「相続」と「遺贈」の違い
公開日 2019年2月22日 最終更新日 2019年7月29日

遺言書の内容に
「相続させる」や「遺贈する」という文言を用いることがあります。
どちらも遺言者が亡くなった場合、特定の相続人が財産を取得するという意味合いは似ていますが、違いもあります。
(1)「相続」
人が亡くなると、その人(被相続人)が生前に有していた財産は、その人と一定の関係にある人に移転します。このことを「相続」といい、一定の関係にある人のことを法定相続人(配偶者、子、父母、兄弟姉妹)といいます。
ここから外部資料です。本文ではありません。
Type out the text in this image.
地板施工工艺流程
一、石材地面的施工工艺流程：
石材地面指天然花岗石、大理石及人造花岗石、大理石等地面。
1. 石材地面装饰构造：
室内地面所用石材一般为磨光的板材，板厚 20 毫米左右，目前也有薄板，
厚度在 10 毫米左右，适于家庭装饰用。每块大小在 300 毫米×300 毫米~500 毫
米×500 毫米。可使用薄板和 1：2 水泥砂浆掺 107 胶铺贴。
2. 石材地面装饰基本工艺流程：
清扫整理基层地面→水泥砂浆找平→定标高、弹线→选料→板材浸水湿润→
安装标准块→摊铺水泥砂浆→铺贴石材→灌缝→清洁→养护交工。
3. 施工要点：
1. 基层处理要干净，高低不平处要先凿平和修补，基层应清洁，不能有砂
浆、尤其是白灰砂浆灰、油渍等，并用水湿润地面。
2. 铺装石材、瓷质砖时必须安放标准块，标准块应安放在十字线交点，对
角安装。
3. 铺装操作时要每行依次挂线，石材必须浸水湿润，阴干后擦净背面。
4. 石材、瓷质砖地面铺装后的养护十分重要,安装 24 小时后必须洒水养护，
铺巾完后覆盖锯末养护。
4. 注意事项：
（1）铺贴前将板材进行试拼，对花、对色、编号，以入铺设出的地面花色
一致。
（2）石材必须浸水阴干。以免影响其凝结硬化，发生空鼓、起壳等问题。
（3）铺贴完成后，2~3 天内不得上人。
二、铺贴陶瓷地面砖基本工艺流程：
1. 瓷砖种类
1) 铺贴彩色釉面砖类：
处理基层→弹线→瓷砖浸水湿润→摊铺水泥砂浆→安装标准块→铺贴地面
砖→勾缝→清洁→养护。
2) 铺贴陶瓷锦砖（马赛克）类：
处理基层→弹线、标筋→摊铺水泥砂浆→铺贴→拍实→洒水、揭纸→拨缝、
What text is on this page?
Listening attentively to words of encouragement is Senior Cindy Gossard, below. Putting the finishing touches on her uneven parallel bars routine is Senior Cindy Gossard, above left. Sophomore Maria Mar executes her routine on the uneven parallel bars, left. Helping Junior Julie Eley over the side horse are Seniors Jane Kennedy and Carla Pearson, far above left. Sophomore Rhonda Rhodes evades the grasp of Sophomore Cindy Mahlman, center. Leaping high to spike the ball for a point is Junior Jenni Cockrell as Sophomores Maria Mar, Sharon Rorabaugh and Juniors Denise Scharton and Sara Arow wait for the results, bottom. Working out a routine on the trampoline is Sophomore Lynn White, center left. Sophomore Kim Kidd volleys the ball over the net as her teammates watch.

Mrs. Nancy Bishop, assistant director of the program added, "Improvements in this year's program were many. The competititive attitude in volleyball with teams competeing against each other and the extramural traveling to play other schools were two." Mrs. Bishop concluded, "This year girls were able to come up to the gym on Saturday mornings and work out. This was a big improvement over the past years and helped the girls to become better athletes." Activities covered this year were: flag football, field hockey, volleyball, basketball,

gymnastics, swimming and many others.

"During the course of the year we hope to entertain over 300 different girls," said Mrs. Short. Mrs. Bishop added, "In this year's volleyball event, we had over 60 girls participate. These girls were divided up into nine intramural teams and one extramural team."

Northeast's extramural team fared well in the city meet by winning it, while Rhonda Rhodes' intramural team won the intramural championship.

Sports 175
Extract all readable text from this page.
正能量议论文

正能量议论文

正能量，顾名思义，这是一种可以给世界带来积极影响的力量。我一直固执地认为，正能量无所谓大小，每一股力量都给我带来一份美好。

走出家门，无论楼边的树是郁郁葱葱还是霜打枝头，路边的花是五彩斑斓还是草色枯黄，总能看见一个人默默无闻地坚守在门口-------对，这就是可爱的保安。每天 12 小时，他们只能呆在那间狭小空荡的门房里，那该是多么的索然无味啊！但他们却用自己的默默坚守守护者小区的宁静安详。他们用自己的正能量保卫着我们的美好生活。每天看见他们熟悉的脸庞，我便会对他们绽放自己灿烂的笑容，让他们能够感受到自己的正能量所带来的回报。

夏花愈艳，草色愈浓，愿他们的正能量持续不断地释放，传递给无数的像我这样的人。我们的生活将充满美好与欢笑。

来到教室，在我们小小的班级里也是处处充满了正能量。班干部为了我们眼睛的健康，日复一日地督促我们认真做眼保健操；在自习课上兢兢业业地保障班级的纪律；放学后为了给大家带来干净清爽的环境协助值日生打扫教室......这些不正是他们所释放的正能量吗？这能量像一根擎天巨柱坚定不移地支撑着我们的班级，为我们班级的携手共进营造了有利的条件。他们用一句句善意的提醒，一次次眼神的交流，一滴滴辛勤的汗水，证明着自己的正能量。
特定の財産を、特定の相続人に「相続させる」内容の遺言があった場合、原則として遺産分割方法の指定とされます。従って、相続の開始と同時に遺産分割の必要がなく、当然にその財産を取得するとされています。
ただし、「相続させる」相手は、法定相続人に限られ、それ以外の者に「相続させる」内容の遺言することはできません。
(2)「遺贈」
遺言によって財産を無償で譲ることを「遺贈」いいます。
譲る相手(「受遺者」といいます)に特に制限はありません。従って、「相続」とは違い、法定相続人に対してもそれ以外の人や団体に対しても遺言書に「遺贈する」と書くことができます。
(3)まとめ
遺言書では、特定の法定相続人に財産をあげたい場合は「相続させる」と書きますが、法定相続人以外の人に財産を残したい場合は「遺贈する」と書きます。この「相続させる」と「遺贈する」では、実際にその遺言書を使って相続手続きを行う際に大きな違いが出てきます。
では、具体的に、銀行や不動産の名義変更等の手続きで比較してみます。
「相続させる」場合
遺言書で指定された相続人の署名捺印、印鑑証明書等が必要です。
「遺贈する」場合
受遺者以外の法定相続全員の署名捺印、印鑑証明書等も必要です。
「遺贈する」場合、その受遺者以外の法定相続人全員にも署名押印をもらう必要がありますので、時間と手間が掛かる場合があります。
もし、相続人間で争いが起きてしまった場合には、他の相続人から協力が得られず手続きがスムーズに進まない恐れもあります。
「遺贈する」内容の遺言書を書く場合、「遺言執行者」を指定しましょう。「遺言執行者」とは、遺言書の内容通りに手続きを進める人のことです。これを指定することで、相続手続き全般において遺言執行者のみで手続きを進めることができます。
上記に例においては、遺言執行者がいる場合は、遺言執行者と受遺者が共同で登記申請できますので、他の相続人の協力なくして進めることができます。
一方、「相続させる」内容の遺言の場合、指定された相続人が単独で所有権移転の登記申請をすることができますので、スムーズに手続きを進めることができます。